Один почерк ровный, красивый, словно бы здоровый. Другой — прыгает, буквы вкривь, вкось.
Записка торчала, воткнутая в щель между откидной крышкой парты. Кто ее принес? В классе уже было много ребят. У доски, как водится, боролись. У окна шло соревнование — поднимали стул за одну ножку. Там верховодил Дормидонт. Мышата легко делал стойку на краю парты. Сережа Киселев повторял по учебнику, тонкие губы сжаты, глаза отрешенно уставлены сквозь очки. Айболитик молится богу зубрежки.

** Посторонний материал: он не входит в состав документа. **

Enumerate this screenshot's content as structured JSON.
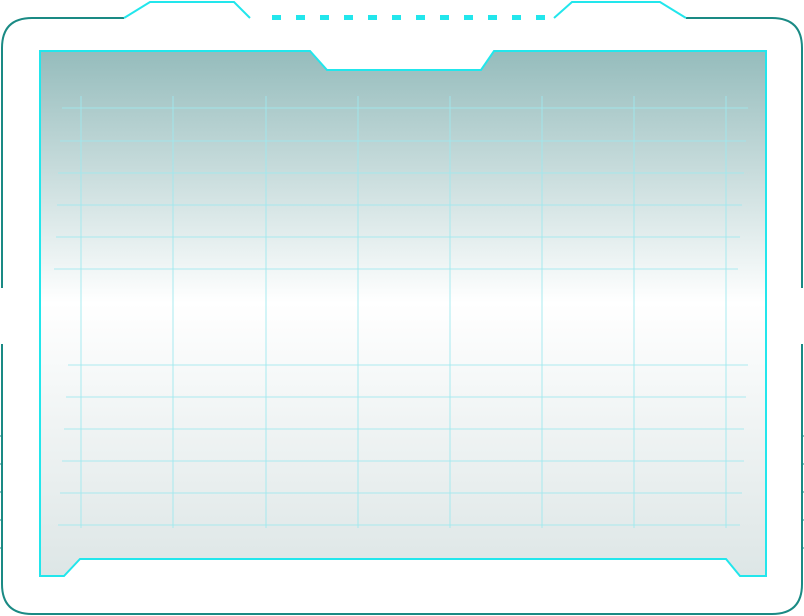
{
  "frame": {
    "colors": {
      "outer_border": "#1a8a84",
      "accent": "#22e6ec",
      "grid_line": "#9fe9ef",
      "panel_top": "#95bcbc",
      "panel_mid": "#ffffff",
      "panel_bottom": "#dde6e6",
      "background": "#ffffff"
    }
  }
}
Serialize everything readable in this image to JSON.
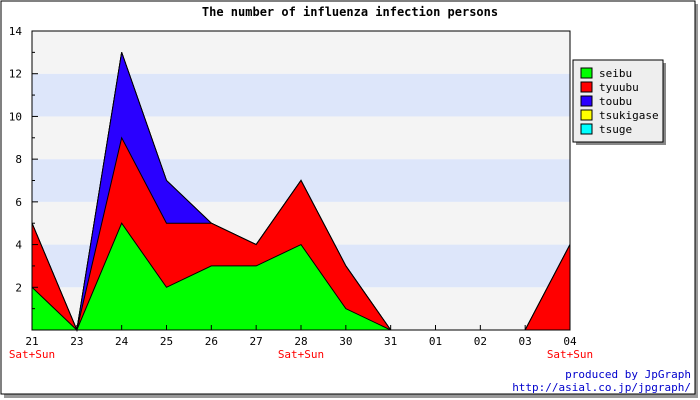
{
  "chart_data": {
    "type": "area",
    "stacked": true,
    "title": "The number of influenza infection persons",
    "x": [
      "21",
      "23",
      "24",
      "25",
      "26",
      "27",
      "28",
      "30",
      "31",
      "01",
      "02",
      "03",
      "04"
    ],
    "x_sublabels": [
      "Sat+Sun",
      "",
      "",
      "",
      "",
      "",
      "Sat+Sun",
      "",
      "",
      "",
      "",
      "",
      "Sat+Sun"
    ],
    "ylim": [
      0,
      14
    ],
    "yticks": [
      2,
      4,
      6,
      8,
      10,
      12,
      14
    ],
    "grid": "horizontal alternating bands",
    "legend_position": "top-right",
    "series": [
      {
        "name": "seibu",
        "color": "#00ff00",
        "values": [
          2,
          0,
          5,
          2,
          3,
          3,
          4,
          1,
          0,
          0,
          0,
          0,
          0
        ]
      },
      {
        "name": "tyuubu",
        "color": "#ff0000",
        "values": [
          3,
          0,
          4,
          3,
          2,
          1,
          3,
          2,
          0,
          0,
          0,
          0,
          4
        ]
      },
      {
        "name": "toubu",
        "color": "#2a00ff",
        "values": [
          0,
          0,
          4,
          2,
          0,
          0,
          0,
          0,
          0,
          0,
          0,
          0,
          0
        ]
      },
      {
        "name": "tsukigase",
        "color": "#ffff00",
        "values": [
          0,
          0,
          0,
          0,
          0,
          0,
          0,
          0,
          0,
          0,
          0,
          0,
          0
        ]
      },
      {
        "name": "tsuge",
        "color": "#00ffff",
        "values": [
          0,
          0,
          0,
          0,
          0,
          0,
          0,
          0,
          0,
          0,
          0,
          0,
          0
        ]
      }
    ]
  },
  "footer": {
    "line1": "produced by JpGraph",
    "line2": "http://asial.co.jp/jpgraph/"
  },
  "colors": {
    "band_light": "#f4f4f4",
    "band_blue": "#dde6fa",
    "sublabel": "#ff0000",
    "footer": "#0000cc"
  }
}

Я опять перечитал записку, заметил, как Пермяк — он что-то рассказывал-толковал Лисовскому — краем глаза косит сюда. Вот кто почтальон, сволочь лисомордая. Он и передаст о впечатлении. Кто же другой? Из записки я сделал голубя, пустил по классу, уселся с наиболее невозмутимым видом. Научился сохранять показное спокойствие давно. А в общем невесело: бояться вроде бы не боялся, но было ощущение — запиской не отделаются. Спасибо, хоть предупредили. И похоже, не сами будут бить, ведь Лида говорила: у Кузьмина — «ребята». У меня же, как известно, никого. Ну-ка, кто в классе восстанет за меня? Гуссейн? Толку от него, и вообще он не от мира и никто никогда его не трогает. Тартын?.. Смешно. Ему я и говорить не буду. У нас с ним добрые отношения, но ведь такие же отношения у меня почти со всем классом, друзья не друзья, а просто однокашники, нас не трогай — мы не тронем, в крайнем случае кто-нибудь сойдет за секунданта, вот хотя бы Васька Бугаев или Гипотез. Ей-богу, позавидуешь Гуссейну или Кудеснику — Седому. Сидит себе тихонький, спокойный, моргает красно-голубыми глазами в белых ресницах, о девочках, кажется, думать не думает, не встревает никуда, и самому ему безопасно. Вспомнил, как недавно на уроке русского языка повторяли знаки препинания при обращении, Нина Васильевна вызвала Кудесника к доске. Он вышел, одергивая серый пиджачок, остановился у доски, сгорбленный и внимательный.